Tom sat on my chipped, wooden bedroom floor and I gave him the tiniest guitar I could find while I showed him this verse/chorus idea I had for a pretty depressing song called horror movie. It was one of the first time we ever really wrote together or hung out. When I finished the chorus I’m pretty sure his first reaction was something like “dude that chorus fucks.” Very eloquent, I know lol. I had been singing it really slow, very Phoebe Bridgers-like and so he sped it up and pop-ified the hook a bit. It felt so obvious that it was a duet, so we wrote the second verse in the next like 10 minutes. I remember Tom mumbling “I want you like Romeo and Juliet” and I immediately finished the sentence with “but I’m trying not to get us both killed,” which is probably still my favorite line in the song other than “why’m I the girl you get to plague with all your exes, with all your failed attempts at different fonts of me.” There were so many moments where I almost changed that line, but Tom refused. He was right.
The story of horror movie is as true as it is fake.
There have been many instances in my life where I felt like I was the second choice— my early adulthood would probably best be described as a series of unrequited love stories, 'Horror movie' was one of them. What I love about writing songs is that I can be as honest and painful as I want, and still someone out there (or probably a lot of people) are going to feel it so deeply that they'll feel like I'm reading through their thoughts. The first verse was a little piece of my pain as to why things rarely tend to work out— am I too complacent in allowing myself to be loved only platonically? Is it something about my personality? But the beauty of this song— unlike the rest of my discography — is that there is an answer. Duets are incredible because you’re not talking into the void. Tom being Tom, he immediately took a positive outlook when we started writing the second verse, and we had a lot of fun twisting old romance movie tropes into tragedies.

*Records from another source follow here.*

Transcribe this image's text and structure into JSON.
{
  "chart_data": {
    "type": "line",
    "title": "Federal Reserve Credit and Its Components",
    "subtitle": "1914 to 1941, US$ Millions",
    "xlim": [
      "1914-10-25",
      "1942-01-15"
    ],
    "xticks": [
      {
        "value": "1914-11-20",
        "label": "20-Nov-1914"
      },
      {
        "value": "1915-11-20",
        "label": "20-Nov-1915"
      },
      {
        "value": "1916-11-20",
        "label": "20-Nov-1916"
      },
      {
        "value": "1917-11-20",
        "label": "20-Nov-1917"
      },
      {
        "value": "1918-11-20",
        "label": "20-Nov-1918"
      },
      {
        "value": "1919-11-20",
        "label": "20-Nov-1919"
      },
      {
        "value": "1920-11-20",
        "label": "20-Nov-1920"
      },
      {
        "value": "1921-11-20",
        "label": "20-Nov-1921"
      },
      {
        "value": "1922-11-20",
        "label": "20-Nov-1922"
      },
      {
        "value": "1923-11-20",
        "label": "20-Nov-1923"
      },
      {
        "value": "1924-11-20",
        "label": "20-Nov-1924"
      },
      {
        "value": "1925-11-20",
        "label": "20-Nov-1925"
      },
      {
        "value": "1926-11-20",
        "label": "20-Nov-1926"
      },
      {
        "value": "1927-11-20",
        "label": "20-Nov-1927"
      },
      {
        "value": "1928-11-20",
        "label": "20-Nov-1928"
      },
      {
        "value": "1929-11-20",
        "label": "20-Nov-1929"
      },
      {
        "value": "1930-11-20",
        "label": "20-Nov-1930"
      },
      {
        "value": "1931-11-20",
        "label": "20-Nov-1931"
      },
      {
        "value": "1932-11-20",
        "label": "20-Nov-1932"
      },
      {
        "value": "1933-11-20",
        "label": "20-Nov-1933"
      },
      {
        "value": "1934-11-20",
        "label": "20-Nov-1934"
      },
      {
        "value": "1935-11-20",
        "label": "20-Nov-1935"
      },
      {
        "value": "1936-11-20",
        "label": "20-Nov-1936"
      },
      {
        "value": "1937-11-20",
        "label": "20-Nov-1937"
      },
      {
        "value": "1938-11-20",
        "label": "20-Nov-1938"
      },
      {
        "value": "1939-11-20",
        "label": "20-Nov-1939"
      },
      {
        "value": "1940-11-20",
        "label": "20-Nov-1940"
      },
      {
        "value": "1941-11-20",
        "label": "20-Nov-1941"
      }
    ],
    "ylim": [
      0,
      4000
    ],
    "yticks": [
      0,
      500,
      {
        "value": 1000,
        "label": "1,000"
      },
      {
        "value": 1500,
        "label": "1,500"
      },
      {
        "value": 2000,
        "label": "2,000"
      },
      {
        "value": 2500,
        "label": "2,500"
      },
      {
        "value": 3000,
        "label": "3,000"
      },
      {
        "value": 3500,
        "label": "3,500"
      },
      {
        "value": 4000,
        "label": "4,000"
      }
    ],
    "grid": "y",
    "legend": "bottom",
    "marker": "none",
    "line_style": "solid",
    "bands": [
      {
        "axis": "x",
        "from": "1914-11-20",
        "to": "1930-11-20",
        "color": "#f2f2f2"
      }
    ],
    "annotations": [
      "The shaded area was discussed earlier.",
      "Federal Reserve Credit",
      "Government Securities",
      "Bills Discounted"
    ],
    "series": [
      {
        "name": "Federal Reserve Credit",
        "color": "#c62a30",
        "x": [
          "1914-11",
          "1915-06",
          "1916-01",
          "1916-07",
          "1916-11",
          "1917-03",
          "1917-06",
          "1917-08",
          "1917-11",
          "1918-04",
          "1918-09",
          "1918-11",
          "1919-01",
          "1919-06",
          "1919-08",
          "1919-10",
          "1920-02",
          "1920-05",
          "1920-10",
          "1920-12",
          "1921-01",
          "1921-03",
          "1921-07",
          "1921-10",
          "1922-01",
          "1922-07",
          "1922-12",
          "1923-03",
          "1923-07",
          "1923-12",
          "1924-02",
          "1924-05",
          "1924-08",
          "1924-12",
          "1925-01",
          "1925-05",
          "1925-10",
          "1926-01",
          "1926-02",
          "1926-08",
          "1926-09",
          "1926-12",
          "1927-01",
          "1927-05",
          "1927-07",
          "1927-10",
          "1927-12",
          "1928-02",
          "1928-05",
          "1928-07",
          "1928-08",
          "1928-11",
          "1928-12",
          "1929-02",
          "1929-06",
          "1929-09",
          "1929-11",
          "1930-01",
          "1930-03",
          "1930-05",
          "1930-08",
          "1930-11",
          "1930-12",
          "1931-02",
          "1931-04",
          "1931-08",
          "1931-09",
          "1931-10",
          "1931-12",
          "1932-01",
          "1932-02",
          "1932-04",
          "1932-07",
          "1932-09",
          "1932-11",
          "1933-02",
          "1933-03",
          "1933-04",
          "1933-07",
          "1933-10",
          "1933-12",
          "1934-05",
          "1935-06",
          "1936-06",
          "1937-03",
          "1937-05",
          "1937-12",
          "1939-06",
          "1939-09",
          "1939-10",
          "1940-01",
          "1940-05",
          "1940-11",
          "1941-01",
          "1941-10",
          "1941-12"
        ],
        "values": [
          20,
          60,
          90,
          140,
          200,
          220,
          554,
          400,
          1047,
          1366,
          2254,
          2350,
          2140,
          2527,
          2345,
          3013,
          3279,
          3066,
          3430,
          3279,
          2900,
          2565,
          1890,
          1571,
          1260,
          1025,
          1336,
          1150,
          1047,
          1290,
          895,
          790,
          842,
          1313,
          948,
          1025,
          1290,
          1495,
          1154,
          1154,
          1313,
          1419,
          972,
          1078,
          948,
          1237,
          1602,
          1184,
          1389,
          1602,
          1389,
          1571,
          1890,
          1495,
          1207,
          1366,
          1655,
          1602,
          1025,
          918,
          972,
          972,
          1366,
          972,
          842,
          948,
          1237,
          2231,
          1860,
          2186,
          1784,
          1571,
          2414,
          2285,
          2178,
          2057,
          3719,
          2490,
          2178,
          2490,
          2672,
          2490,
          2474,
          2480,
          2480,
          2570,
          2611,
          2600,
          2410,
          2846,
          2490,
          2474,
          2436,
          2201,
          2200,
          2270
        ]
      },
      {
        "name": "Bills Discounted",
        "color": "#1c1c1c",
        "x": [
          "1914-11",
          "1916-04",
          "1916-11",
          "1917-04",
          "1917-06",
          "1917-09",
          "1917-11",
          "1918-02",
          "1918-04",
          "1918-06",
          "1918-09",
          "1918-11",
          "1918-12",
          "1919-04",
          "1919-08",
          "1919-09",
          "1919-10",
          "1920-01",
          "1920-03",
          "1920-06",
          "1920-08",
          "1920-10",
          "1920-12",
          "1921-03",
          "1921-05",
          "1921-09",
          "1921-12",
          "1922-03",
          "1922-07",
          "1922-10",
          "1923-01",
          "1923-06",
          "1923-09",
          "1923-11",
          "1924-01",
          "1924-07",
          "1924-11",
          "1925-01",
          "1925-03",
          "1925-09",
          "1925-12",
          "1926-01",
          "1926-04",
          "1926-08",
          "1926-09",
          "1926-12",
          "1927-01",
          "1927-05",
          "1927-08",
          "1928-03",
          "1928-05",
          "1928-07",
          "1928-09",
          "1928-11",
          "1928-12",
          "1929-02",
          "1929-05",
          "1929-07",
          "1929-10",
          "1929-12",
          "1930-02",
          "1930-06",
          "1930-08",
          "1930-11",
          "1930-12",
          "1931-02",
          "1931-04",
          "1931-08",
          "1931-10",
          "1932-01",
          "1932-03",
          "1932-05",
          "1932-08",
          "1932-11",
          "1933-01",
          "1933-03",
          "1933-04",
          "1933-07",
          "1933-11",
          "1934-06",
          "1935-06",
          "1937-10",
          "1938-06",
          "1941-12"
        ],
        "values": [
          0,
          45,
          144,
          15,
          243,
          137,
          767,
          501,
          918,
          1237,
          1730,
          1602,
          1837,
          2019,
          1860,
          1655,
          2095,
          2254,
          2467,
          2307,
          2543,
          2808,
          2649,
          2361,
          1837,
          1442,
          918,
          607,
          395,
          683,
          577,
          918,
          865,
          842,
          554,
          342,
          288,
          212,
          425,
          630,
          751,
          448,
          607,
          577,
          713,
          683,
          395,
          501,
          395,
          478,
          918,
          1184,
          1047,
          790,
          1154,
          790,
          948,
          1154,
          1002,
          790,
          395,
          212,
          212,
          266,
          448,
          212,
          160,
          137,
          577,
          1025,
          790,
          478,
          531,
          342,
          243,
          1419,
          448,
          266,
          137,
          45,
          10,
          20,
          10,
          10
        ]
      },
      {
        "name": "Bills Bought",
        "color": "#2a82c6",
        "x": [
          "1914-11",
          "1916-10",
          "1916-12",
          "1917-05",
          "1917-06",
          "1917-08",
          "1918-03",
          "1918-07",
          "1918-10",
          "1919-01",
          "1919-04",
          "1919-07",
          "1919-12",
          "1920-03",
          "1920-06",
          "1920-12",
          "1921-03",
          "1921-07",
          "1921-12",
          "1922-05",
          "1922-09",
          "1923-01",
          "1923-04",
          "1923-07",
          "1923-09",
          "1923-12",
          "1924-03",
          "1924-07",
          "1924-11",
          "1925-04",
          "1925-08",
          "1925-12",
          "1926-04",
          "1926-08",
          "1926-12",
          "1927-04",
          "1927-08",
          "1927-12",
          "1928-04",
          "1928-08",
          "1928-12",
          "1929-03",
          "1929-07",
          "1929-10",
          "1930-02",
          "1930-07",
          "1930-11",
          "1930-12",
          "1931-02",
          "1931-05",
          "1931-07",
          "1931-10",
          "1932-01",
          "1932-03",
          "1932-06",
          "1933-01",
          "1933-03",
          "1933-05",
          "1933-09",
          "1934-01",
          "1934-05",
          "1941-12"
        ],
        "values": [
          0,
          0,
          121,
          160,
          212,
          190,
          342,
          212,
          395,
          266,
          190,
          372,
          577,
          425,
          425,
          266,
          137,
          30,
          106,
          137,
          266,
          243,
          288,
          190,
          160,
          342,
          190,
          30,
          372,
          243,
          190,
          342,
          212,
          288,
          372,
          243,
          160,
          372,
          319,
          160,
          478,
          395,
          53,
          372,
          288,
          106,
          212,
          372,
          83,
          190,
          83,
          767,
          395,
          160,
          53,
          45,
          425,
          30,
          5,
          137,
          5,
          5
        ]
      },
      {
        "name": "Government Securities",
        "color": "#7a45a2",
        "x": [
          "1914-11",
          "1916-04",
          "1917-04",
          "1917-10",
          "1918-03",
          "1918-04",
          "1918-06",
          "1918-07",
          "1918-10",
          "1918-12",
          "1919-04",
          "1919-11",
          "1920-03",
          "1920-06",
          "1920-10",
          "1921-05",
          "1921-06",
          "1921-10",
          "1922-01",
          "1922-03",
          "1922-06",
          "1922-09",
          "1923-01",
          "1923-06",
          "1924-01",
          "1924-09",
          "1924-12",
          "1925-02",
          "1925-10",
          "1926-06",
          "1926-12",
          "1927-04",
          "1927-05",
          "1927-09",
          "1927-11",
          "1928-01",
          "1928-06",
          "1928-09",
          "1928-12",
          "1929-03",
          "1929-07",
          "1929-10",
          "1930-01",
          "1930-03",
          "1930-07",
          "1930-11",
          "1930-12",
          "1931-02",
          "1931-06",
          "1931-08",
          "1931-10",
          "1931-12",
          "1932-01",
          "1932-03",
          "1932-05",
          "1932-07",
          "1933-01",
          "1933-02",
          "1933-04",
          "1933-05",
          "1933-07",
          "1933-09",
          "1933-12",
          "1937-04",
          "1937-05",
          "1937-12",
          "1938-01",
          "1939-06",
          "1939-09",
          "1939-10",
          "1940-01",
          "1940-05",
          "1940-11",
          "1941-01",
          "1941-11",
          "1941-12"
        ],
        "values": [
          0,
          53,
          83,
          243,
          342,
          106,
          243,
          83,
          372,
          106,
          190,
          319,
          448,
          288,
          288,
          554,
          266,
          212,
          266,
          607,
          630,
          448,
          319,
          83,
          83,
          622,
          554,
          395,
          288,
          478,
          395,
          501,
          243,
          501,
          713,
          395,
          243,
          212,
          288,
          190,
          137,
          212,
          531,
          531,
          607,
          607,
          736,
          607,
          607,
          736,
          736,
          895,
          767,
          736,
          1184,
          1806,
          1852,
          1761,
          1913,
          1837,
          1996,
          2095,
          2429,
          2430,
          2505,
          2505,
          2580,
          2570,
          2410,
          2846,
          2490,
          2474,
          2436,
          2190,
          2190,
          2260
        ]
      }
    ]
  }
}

Making music can be really isolating. Most of my favorite writers seem to spend a lot more time in their heads than outside of them. And their brilliance might lie in their ability to talk to the void. I find them most often staring out windows and ceilings and stepping outside of relationships.
They exist on this plane of reality that’s exclusively for wall flowers. For life cartographers. It’s gorgeous and isolating.